It was day three of our mobile clinic week and we would be heading off to Kambi ya Simba, or Lion Camp, today. It is in the Mbulumbulu region of Karatu District that sits between the Ngorongoro Highlands and the escarpment dropping into the Rift Valley below. The land is very fertile with the soil washing down from the Highlands and there are farms the entire way. As you drive further and further along this plateau, though, it becomes narrower and narrower as you reach the end of the road at Lostete, where the steep slopes meet the escarpment. It is a long narrow triangle of land that is some of the most beautiful scenery that you can find anywhere in the world.
Kambi ya Simba is about half-way to Lostete, so today’s drive will be about 45 minutes along a fairly rough and bumpy road (especially according Neena, who was sitting in the back and bouncy seat of the vehicle) that is decent in the dry season and becomes a slip and slide immediately in any rain. I have become hopelessly stuck on this road in the past so, for the better part of valor, I have been willing to have one of the drivers from FAME come with us in the event of a downpour or a breakdown as there is often no cell service out here. As many who know me, I’m rarely a passenger in the States, but here in Tanzania I have learned to tolerate it.
At morning report this morning, we heard of a young Maasai boy who came in last night with a story that he had gotten into a fight with another boy a week or so ago and now appeared to have tetanus. It was later found to be a bit more involved (as is often the case as you don’t always get the full story the first time around) and he had apparently had some abdominal symptoms at which point his family had taken him to a dispensary, but he hadn’t improved.

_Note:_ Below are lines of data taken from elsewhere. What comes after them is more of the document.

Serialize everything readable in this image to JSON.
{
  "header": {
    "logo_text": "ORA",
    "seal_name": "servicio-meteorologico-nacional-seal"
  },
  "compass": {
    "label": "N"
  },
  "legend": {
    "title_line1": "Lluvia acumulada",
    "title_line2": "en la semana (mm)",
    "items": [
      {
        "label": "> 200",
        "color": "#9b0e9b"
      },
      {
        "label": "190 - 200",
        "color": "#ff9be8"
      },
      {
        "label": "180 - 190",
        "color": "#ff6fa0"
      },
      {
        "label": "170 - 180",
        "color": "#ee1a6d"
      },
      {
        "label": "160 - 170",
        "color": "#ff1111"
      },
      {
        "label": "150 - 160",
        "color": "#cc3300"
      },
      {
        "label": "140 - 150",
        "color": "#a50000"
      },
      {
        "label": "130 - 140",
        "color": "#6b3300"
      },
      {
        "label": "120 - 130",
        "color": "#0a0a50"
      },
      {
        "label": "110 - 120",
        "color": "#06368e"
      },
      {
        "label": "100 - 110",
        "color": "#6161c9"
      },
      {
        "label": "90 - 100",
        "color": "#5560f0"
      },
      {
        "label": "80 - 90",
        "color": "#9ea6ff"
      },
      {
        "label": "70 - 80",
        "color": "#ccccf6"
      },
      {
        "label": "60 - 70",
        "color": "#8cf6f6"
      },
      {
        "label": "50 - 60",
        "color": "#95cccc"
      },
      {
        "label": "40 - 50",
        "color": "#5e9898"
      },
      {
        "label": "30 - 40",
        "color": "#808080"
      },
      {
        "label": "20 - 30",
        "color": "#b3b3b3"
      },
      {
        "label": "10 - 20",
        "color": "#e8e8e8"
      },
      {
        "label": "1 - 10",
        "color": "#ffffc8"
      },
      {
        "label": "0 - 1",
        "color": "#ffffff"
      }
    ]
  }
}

They then took him to a local healer who performed a traditional procedure by making incisions over his abdomen and placing crushed tree root into the wounds. It was quite likely that this was the source of the tetanus inoculation and it had nothing to do at all with the fight that had occurred.

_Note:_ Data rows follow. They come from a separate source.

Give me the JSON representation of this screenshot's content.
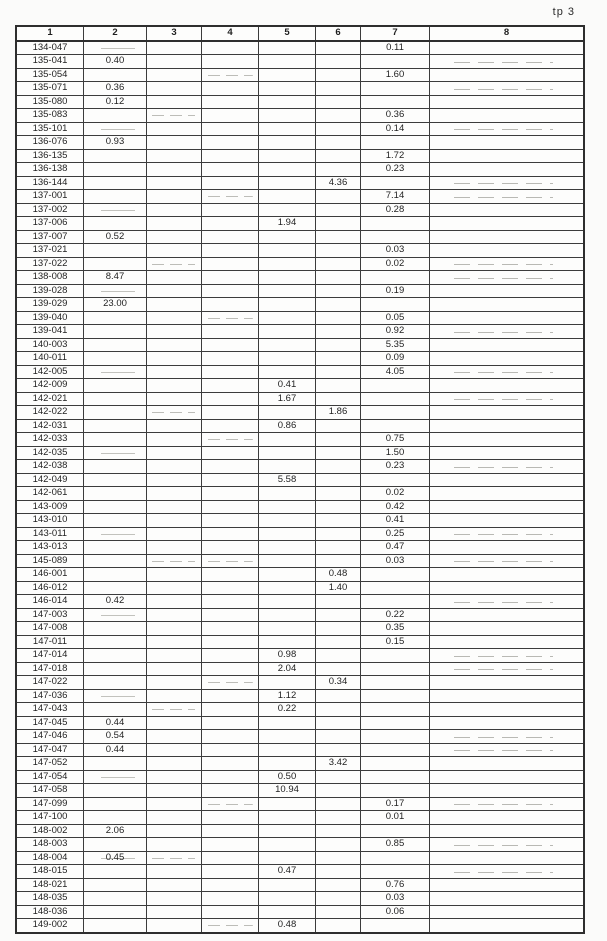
{
  "page": {
    "annotation": "tp 3"
  },
  "table": {
    "columns": [
      "1",
      "2",
      "3",
      "4",
      "5",
      "6",
      "7",
      "8"
    ],
    "rows": [
      [
        "134-047",
        "",
        "",
        "",
        "",
        "",
        "0.11",
        ""
      ],
      [
        "135-041",
        "0.40",
        "",
        "",
        "",
        "",
        "",
        ""
      ],
      [
        "135-054",
        "",
        "",
        "",
        "",
        "",
        "1.60",
        ""
      ],
      [
        "135-071",
        "0.36",
        "",
        "",
        "",
        "",
        "",
        ""
      ],
      [
        "135-080",
        "0.12",
        "",
        "",
        "",
        "",
        "",
        ""
      ],
      [
        "135-083",
        "",
        "",
        "",
        "",
        "",
        "0.36",
        ""
      ],
      [
        "135-101",
        "",
        "",
        "",
        "",
        "",
        "0.14",
        ""
      ],
      [
        "136-076",
        "0.93",
        "",
        "",
        "",
        "",
        "",
        ""
      ],
      [
        "136-135",
        "",
        "",
        "",
        "",
        "",
        "1.72",
        ""
      ],
      [
        "136-138",
        "",
        "",
        "",
        "",
        "",
        "0.23",
        ""
      ],
      [
        "136-144",
        "",
        "",
        "",
        "",
        "4.36",
        "",
        ""
      ],
      [
        "137-001",
        "",
        "",
        "",
        "",
        "",
        "7.14",
        ""
      ],
      [
        "137-002",
        "",
        "",
        "",
        "",
        "",
        "0.28",
        ""
      ],
      [
        "137-006",
        "",
        "",
        "",
        "1.94",
        "",
        "",
        ""
      ],
      [
        "137-007",
        "0.52",
        "",
        "",
        "",
        "",
        "",
        ""
      ],
      [
        "137-021",
        "",
        "",
        "",
        "",
        "",
        "0.03",
        ""
      ],
      [
        "137-022",
        "",
        "",
        "",
        "",
        "",
        "0.02",
        ""
      ],
      [
        "138-008",
        "8.47",
        "",
        "",
        "",
        "",
        "",
        ""
      ],
      [
        "139-028",
        "",
        "",
        "",
        "",
        "",
        "0.19",
        ""
      ],
      [
        "139-029",
        "23.00",
        "",
        "",
        "",
        "",
        "",
        ""
      ],
      [
        "139-040",
        "",
        "",
        "",
        "",
        "",
        "0.05",
        ""
      ],
      [
        "139-041",
        "",
        "",
        "",
        "",
        "",
        "0.92",
        ""
      ],
      [
        "140-003",
        "",
        "",
        "",
        "",
        "",
        "5.35",
        ""
      ],
      [
        "140-011",
        "",
        "",
        "",
        "",
        "",
        "0.09",
        ""
      ],
      [
        "142-005",
        "",
        "",
        "",
        "",
        "",
        "4.05",
        ""
      ],
      [
        "142-009",
        "",
        "",
        "",
        "0.41",
        "",
        "",
        ""
      ],
      [
        "142-021",
        "",
        "",
        "",
        "1.67",
        "",
        "",
        ""
      ],
      [
        "142-022",
        "",
        "",
        "",
        "",
        "1.86",
        "",
        ""
      ],
      [
        "142-031",
        "",
        "",
        "",
        "0.86",
        "",
        "",
        ""
      ],
      [
        "142-033",
        "",
        "",
        "",
        "",
        "",
        "0.75",
        ""
      ],
      [
        "142-035",
        "",
        "",
        "",
        "",
        "",
        "1.50",
        ""
      ],
      [
        "142-038",
        "",
        "",
        "",
        "",
        "",
        "0.23",
        ""
      ],
      [
        "142-049",
        "",
        "",
        "",
        "5.58",
        "",
        "",
        ""
      ],
      [
        "142-061",
        "",
        "",
        "",
        "",
        "",
        "0.02",
        ""
      ],
      [
        "143-009",
        "",
        "",
        "",
        "",
        "",
        "0.42",
        ""
      ],
      [
        "143-010",
        "",
        "",
        "",
        "",
        "",
        "0.41",
        ""
      ],
      [
        "143-011",
        "",
        "",
        "",
        "",
        "",
        "0.25",
        ""
      ],
      [
        "143-013",
        "",
        "",
        "",
        "",
        "",
        "0.47",
        ""
      ],
      [
        "145-089",
        "",
        "",
        "",
        "",
        "",
        "0.03",
        ""
      ],
      [
        "146-001",
        "",
        "",
        "",
        "",
        "0.48",
        "",
        ""
      ],
      [
        "146-012",
        "",
        "",
        "",
        "",
        "1.40",
        "",
        ""
      ],
      [
        "146-014",
        "0.42",
        "",
        "",
        "",
        "",
        "",
        ""
      ],
      [
        "147-003",
        "",
        "",
        "",
        "",
        "",
        "0.22",
        ""
      ],
      [
        "147-008",
        "",
        "",
        "",
        "",
        "",
        "0.35",
        ""
      ],
      [
        "147-011",
        "",
        "",
        "",
        "",
        "",
        "0.15",
        ""
      ],
      [
        "147-014",
        "",
        "",
        "",
        "0.98",
        "",
        "",
        ""
      ],
      [
        "147-018",
        "",
        "",
        "",
        "2.04",
        "",
        "",
        ""
      ],
      [
        "147-022",
        "",
        "",
        "",
        "",
        "0.34",
        "",
        ""
      ],
      [
        "147-036",
        "",
        "",
        "",
        "1.12",
        "",
        "",
        ""
      ],
      [
        "147-043",
        "",
        "",
        "",
        "0.22",
        "",
        "",
        ""
      ],
      [
        "147-045",
        "0.44",
        "",
        "",
        "",
        "",
        "",
        ""
      ],
      [
        "147-046",
        "0.54",
        "",
        "",
        "",
        "",
        "",
        ""
      ],
      [
        "147-047",
        "0.44",
        "",
        "",
        "",
        "",
        "",
        ""
      ],
      [
        "147-052",
        "",
        "",
        "",
        "",
        "3.42",
        "",
        ""
      ],
      [
        "147-054",
        "",
        "",
        "",
        "0.50",
        "",
        "",
        ""
      ],
      [
        "147-058",
        "",
        "",
        "",
        "10.94",
        "",
        "",
        ""
      ],
      [
        "147-099",
        "",
        "",
        "",
        "",
        "",
        "0.17",
        ""
      ],
      [
        "147-100",
        "",
        "",
        "",
        "",
        "",
        "0.01",
        ""
      ],
      [
        "148-002",
        "2.06",
        "",
        "",
        "",
        "",
        "",
        ""
      ],
      [
        "148-003",
        "",
        "",
        "",
        "",
        "",
        "0.85",
        ""
      ],
      [
        "148-004",
        "0.45",
        "",
        "",
        "",
        "",
        "",
        ""
      ],
      [
        "148-015",
        "",
        "",
        "",
        "0.47",
        "",
        "",
        ""
      ],
      [
        "148-021",
        "",
        "",
        "",
        "",
        "",
        "0.76",
        ""
      ],
      [
        "148-035",
        "",
        "",
        "",
        "",
        "",
        "0.03",
        ""
      ],
      [
        "148-036",
        "",
        "",
        "",
        "",
        "",
        "0.06",
        ""
      ],
      [
        "149-002",
        "",
        "",
        "",
        "0.48",
        "",
        "",
        ""
      ]
    ]
  }
}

We all went in to see the boy after morning report as it isn’t often that you get to see a patient with tetanus. He was lying in bed with his back completely arched in an opisthotonic manner quite classic for this condition among others and all of his muscles were in complete spasm. He was moaning in discomfort even though they had given him diazepam and chlorpromazine, as it was clear that he would need more of the medicine to make him comfortable. The only treatment for this condition is really to give tetanus immune globulin and symptomatic medications with muscle relaxants and sedation and to prevent complications. Regardless of what you do, it typically takes a month of more for the condition to abate as you have to develop new nerve endings due to the toxin. Respiratory function can also be compromised so the patient needs to be monitored quite closely.
The patient’s urine was also very dark and his sodium level was also quite high so we were worried about rhabdomyolysis, or breakdown of his muscle from the severe spasms he was having, which could cause significant kidney damage. We made recommendations for him to be well hydrated, but not to drop his sodium to quickly, which could also create another major neurologic problem for him. At that point, we left for mobile clinic in Kambi ya Simba and planned to see him when we returned late in the day.

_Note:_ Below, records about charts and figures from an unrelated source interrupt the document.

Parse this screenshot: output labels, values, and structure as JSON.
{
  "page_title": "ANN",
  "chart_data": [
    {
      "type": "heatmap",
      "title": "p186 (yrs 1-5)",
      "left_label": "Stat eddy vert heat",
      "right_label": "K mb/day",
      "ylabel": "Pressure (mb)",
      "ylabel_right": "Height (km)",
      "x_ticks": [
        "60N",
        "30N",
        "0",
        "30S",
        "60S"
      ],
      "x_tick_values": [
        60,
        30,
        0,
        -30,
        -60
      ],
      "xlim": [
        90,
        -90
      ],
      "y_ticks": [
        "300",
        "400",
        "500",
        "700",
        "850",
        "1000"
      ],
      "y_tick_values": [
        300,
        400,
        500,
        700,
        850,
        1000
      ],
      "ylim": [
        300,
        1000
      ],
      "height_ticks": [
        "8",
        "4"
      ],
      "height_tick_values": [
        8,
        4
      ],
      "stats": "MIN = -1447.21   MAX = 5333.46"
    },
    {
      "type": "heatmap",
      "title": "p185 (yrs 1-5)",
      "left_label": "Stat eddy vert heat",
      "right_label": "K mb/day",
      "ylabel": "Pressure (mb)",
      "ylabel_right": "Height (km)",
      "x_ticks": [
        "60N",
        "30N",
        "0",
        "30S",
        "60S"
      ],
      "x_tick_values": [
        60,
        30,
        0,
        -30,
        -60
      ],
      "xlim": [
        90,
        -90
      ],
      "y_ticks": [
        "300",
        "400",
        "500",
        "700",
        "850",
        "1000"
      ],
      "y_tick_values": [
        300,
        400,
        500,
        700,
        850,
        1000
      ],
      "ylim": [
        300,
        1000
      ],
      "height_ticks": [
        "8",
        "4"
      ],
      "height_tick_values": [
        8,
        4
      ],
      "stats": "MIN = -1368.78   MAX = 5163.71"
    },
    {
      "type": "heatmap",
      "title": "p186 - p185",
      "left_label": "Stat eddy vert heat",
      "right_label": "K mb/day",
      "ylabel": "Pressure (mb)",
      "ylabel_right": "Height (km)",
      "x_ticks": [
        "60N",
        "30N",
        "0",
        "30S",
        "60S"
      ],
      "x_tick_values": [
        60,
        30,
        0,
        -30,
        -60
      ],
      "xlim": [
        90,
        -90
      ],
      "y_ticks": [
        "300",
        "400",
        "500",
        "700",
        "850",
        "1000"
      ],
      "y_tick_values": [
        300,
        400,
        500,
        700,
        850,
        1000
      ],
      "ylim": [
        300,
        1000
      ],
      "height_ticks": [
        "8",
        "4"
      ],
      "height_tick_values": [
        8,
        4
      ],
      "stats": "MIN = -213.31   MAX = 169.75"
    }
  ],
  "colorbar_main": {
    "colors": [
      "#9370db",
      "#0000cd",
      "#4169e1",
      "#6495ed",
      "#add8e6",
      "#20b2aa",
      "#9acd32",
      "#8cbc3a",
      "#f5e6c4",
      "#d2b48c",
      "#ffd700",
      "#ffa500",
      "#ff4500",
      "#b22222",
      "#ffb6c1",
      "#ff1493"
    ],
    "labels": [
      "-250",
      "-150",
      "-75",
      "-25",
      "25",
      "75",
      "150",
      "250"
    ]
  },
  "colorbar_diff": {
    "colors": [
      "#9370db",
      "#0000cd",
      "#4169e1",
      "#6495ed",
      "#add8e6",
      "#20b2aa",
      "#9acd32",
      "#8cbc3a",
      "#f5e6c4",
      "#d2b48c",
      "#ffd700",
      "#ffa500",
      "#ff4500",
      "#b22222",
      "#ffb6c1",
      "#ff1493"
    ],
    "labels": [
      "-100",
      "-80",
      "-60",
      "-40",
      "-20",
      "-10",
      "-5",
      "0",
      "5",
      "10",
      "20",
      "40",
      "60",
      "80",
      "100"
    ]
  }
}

When we travel to Mbulumbulu, there are no services there such a drinking water, food or fuel, so we have to leave with a full tank, water and, most importantly for me (those who know me know how serious I take lunch), food for lunch. We usually grab some Tanzania snack food, mindazi, vitumbua and samosas, before we leave town along with some drinks, such as Fanta Passion or Stoney Tangaweezi. Finally stocked up with lunch, we were on our way. The day was lovely and the drive, although quite dusty and bumpy, was again through some of the most beautiful scenery one can imagine.
I have been traveling to Kambi ya Simba for mobile clinic since 2011, when I first went there with Paula Gremley and Amiri Mwinjuma, who were two individuals that worked with FAME on the bigger mobile clinics to Lake Eyasi in the past. It was their original idea to bring me there for the neurology mobile clinics and I have carried on the work over the last several years. We originally were doing two days each at Kambi ya Simba and Upper Kitete, but with the addition of Qaru and now doing RVCV on our own, we have reduced all the mobile clinics to a single day at each site.
The volume at Kambi ya Simba was adequate, but not overwhelming. Unfortunately, I don’t believe we had any children for Sara to see today, but she worked with Dr. Jacob, a new clinical officer, and instructed him on the neurologic examination and taking a good neurologic history. Neena and Whitley worked together which meant that they alternated seeing patients. Baraka translated for them and things went well. We worked through the patients, taking a short time out for lunch and we’re on our way home at a decent time considering the 45-minute drive back to Karatu.
Wednesday nights have become a social night in Karatu for all the expats, mostly volunteers, working anywhere in the vicinity and it was once again a rather large turnout. We had eaten our dinner at home beforehand, so only went to see everyone, have a drink and head home at a very decent time. Whitley and Neena were doing an add-on educational lecture in the morning at 7:30am so we couldn’t really stay out too late. Being able to share similar experiences with everyone else in town is a good thing, I think, as it has become a larger community over the last several years and everyone has a fine sense of purpose.